China’s Industrial War On The World: Dad’s Anecdote
After coming home from picking up 3 pairs of socks and a bowtie, I complained to my dad that everything I bought was made in China. I started lamenting how we don’t make anything in the United States, and my dad, as per usual, decided to tell me a story.
My dad works for one of the largest polyethylene producers in the world. His company makes a lot of plastic you use everyday. Back when CDs became the storage choice de jour of companies around the world to replace floppy disks and in the music industry cassette tapes, American companies were generally buying their cases from Taiwan or making themselves. China went to Taiwan, replicated their case making machinery, and sold them to the United States. This put the Taiwanese companies out of business. At the same time from my father’s company, China bought the rights of the formula to the casing plastic.
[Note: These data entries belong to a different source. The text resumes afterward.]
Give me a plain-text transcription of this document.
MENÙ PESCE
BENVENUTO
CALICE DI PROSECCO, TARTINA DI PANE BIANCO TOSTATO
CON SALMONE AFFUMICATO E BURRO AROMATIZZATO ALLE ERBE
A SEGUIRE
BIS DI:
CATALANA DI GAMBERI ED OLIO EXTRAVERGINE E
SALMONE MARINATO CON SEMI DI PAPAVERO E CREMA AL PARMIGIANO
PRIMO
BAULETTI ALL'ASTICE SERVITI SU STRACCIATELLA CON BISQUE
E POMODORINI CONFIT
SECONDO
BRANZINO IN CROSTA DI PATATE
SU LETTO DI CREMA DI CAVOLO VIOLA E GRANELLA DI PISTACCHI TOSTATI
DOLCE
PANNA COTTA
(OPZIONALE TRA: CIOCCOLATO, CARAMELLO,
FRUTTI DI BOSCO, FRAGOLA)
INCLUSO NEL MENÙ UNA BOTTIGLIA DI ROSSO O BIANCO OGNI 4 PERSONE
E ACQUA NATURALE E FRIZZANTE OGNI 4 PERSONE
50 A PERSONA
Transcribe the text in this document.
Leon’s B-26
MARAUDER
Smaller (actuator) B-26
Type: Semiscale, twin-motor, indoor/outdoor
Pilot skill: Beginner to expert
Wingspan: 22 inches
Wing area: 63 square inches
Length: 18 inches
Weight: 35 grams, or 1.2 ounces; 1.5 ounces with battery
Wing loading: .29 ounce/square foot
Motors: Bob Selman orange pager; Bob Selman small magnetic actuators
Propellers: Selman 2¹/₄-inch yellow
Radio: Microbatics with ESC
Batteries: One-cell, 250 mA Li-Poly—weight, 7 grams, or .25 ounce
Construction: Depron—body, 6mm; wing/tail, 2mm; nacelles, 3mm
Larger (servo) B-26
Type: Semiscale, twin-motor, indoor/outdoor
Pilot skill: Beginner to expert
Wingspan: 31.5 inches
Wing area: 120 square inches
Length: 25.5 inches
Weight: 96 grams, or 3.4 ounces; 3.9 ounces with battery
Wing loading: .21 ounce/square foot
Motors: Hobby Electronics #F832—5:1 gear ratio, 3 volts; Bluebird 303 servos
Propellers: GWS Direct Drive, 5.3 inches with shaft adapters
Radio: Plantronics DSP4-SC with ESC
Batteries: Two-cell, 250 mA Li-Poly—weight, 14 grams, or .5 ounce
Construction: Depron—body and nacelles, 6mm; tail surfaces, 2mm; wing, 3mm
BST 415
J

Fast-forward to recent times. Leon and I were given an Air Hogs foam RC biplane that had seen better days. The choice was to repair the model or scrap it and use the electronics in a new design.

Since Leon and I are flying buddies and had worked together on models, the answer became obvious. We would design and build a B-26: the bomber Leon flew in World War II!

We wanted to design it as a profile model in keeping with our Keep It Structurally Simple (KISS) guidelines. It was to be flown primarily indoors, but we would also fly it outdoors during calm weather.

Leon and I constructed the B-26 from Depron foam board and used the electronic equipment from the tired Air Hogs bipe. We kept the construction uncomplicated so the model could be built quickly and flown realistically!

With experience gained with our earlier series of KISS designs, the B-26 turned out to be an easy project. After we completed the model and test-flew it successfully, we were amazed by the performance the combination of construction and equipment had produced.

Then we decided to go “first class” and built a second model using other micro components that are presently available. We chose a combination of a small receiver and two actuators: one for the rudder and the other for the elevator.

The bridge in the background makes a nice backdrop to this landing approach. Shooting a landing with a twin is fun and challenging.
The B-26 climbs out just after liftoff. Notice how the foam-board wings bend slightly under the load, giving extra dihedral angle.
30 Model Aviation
As American companies were installing their new machinery, they went bankrupt because China began selling the CD cases for a far lower cost than the American companies could. Many of the smaller companies went out of business and the larger companies got out of the business. These companies couldn’t find buyers for their scarcely used or brand new machinery so Chinese companies bought them back pennies on the dollar.
Some of my dad’s friends went to China to help install the machinery back into Chinese factories. Thankfully at the same time, USB drives and memory sticks came into widely adopted use by the tech industry. So shortly after installation, those Chinese stolen, sold, and repurchased machinery remained unused.
The whole story illustrates to me the power of China’s resources by exploiting billions of people and the necessity of the developed world to constantly innovate because we will never be able to match the absurdly low labor costs of the Chinese workers.